A Few Insect Superstitions for Friday the 13th
It’s Friday the 13th. Did you linger in bed a little longer this morning in fear of what the day might bring?
It might help to know that a 2011 German study published in the World Journal of Surgery reviewed 3,281 days at a hospital facility that included 15 Friday the 13ths, and found no correlation to the frequency of emergency room visits on those days.
Still, more than half of Americans admitted to being at least a little superstitious, according to a recent Gallup poll. Many people are superstitious without even knowing it. Do you knock on wood, avoid black cats or read your daily horoscope?
Under the category of “Nature in Action,” the April 6, 1946 Milwaukee Journal ran an article about insect superstitions. As you make your way through the second Friday the 13th of 2017, here are a few of our favorites:
- Step on a cricket, and rain will follow.
- Catch the first butterfly you see in spring, and you’ll be unlucky all summer.

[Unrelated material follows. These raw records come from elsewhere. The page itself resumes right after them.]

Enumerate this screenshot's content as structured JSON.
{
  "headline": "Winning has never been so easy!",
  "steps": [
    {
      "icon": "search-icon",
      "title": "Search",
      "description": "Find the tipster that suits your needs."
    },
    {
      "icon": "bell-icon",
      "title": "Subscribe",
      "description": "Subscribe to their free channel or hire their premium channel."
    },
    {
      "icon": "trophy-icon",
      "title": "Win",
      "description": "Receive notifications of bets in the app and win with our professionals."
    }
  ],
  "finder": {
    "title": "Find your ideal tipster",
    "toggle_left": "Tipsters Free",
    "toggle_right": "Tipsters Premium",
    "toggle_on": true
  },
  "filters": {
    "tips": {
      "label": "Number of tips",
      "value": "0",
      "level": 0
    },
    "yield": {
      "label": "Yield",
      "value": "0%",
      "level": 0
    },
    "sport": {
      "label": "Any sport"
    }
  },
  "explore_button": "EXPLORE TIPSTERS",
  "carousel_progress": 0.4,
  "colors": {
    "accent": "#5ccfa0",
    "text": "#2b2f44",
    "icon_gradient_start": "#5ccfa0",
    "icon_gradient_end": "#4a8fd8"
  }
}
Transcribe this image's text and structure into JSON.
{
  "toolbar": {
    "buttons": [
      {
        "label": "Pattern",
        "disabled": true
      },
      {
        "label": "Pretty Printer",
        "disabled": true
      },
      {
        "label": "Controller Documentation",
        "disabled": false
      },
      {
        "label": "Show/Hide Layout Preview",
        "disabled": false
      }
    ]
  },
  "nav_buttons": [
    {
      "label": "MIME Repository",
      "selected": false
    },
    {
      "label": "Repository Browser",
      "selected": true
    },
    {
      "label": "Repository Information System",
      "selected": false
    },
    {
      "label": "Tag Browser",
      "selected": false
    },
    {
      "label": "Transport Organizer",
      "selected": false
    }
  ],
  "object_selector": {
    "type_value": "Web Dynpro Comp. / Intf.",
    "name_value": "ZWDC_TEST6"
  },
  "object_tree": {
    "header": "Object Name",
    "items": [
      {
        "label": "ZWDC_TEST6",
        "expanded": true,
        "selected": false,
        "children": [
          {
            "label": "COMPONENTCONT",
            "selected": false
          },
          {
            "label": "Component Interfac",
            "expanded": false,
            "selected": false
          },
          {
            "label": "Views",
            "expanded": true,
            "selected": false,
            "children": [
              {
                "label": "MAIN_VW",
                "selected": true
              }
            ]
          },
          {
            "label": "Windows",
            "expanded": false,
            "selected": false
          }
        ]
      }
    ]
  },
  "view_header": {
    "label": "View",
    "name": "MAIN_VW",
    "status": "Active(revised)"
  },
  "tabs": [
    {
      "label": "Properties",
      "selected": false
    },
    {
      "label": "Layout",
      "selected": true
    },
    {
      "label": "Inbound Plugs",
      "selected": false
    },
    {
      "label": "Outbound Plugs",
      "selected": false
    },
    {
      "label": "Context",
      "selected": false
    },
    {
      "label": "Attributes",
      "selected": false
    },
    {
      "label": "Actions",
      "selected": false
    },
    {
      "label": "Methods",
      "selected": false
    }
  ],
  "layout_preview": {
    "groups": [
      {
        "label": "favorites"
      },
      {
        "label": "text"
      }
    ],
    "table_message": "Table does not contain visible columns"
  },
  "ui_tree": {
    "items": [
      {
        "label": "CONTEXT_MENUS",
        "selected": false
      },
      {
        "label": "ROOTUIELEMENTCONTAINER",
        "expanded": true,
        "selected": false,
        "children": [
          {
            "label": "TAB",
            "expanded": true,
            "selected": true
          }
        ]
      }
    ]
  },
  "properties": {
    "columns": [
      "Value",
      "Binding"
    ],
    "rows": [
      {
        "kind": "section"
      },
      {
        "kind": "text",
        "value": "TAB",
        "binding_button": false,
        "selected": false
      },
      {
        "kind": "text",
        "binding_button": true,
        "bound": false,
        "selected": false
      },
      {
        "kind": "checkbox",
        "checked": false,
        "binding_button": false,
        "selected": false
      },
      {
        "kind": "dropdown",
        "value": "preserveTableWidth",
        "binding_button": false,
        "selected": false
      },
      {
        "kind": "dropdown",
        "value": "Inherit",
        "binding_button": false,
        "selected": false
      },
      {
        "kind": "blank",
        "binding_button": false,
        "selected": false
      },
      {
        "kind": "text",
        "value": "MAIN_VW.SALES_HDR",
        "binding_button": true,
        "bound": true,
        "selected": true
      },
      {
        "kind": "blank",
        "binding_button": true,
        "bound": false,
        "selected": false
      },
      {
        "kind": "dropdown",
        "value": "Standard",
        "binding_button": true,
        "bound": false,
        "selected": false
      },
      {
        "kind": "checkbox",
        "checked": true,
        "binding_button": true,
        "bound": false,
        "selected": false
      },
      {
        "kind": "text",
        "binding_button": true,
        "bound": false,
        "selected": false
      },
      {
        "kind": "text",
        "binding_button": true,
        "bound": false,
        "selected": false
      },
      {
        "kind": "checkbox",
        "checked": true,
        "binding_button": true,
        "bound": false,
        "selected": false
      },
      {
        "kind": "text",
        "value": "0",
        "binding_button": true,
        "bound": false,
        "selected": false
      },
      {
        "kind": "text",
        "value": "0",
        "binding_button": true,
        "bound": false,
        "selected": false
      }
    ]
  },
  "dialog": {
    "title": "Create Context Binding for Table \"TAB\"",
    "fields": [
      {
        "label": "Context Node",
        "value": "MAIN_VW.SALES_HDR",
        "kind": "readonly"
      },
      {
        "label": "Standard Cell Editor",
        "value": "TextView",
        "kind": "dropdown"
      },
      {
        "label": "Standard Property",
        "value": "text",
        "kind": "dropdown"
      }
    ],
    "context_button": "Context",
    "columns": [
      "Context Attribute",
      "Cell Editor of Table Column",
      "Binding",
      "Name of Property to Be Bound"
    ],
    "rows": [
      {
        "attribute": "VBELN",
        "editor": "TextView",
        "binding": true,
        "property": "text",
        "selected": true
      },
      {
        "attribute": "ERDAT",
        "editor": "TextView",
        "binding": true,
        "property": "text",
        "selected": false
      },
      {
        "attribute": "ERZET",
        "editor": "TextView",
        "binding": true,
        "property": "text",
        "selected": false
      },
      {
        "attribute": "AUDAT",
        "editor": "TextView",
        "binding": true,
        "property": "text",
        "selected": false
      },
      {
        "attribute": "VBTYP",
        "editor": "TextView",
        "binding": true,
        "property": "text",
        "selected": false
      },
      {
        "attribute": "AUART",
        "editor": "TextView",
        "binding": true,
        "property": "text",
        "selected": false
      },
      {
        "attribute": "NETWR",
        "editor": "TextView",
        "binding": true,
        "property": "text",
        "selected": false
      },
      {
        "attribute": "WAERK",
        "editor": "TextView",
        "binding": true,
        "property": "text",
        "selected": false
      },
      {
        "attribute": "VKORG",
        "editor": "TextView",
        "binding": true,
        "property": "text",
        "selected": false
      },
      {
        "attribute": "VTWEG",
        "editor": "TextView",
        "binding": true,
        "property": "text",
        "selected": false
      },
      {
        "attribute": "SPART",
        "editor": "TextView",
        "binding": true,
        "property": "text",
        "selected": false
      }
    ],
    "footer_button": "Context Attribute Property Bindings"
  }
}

- Kill a lightning bug, and you’ll be struck by lightning the next time it storms.
- Disturb a yellow cluster of butterflies, lose a pot of gold.
- Knock down a mud dauber’s nest, break all your dishes.
- Dream of ants, and you’ll have a large family or move to a big city.
- Dragonflies sew up the mouths of scolding women, saucy children and profane men.
- Bees punish wrongdoers. Peasant girls in Central Europe would lead their lovers past beehives, where bees would rush out and sting the unfaithful.
- If a butterfly lands on your hand, you’ll get money, but if it lands on your head, you’ll get a new sweetheart.
- If a bee circles your head, you’ll get a letter. If it enters your home, you’ll get a visitor.
- If a fly buzzes around your head, a stranger wants to meet you.
- Count the spots on a ladybug, and you’ll find as many dollars or enjoy that number of good months.
- Hear a cricket in the house or let out a fly along a window pane, and enjoy good fortune.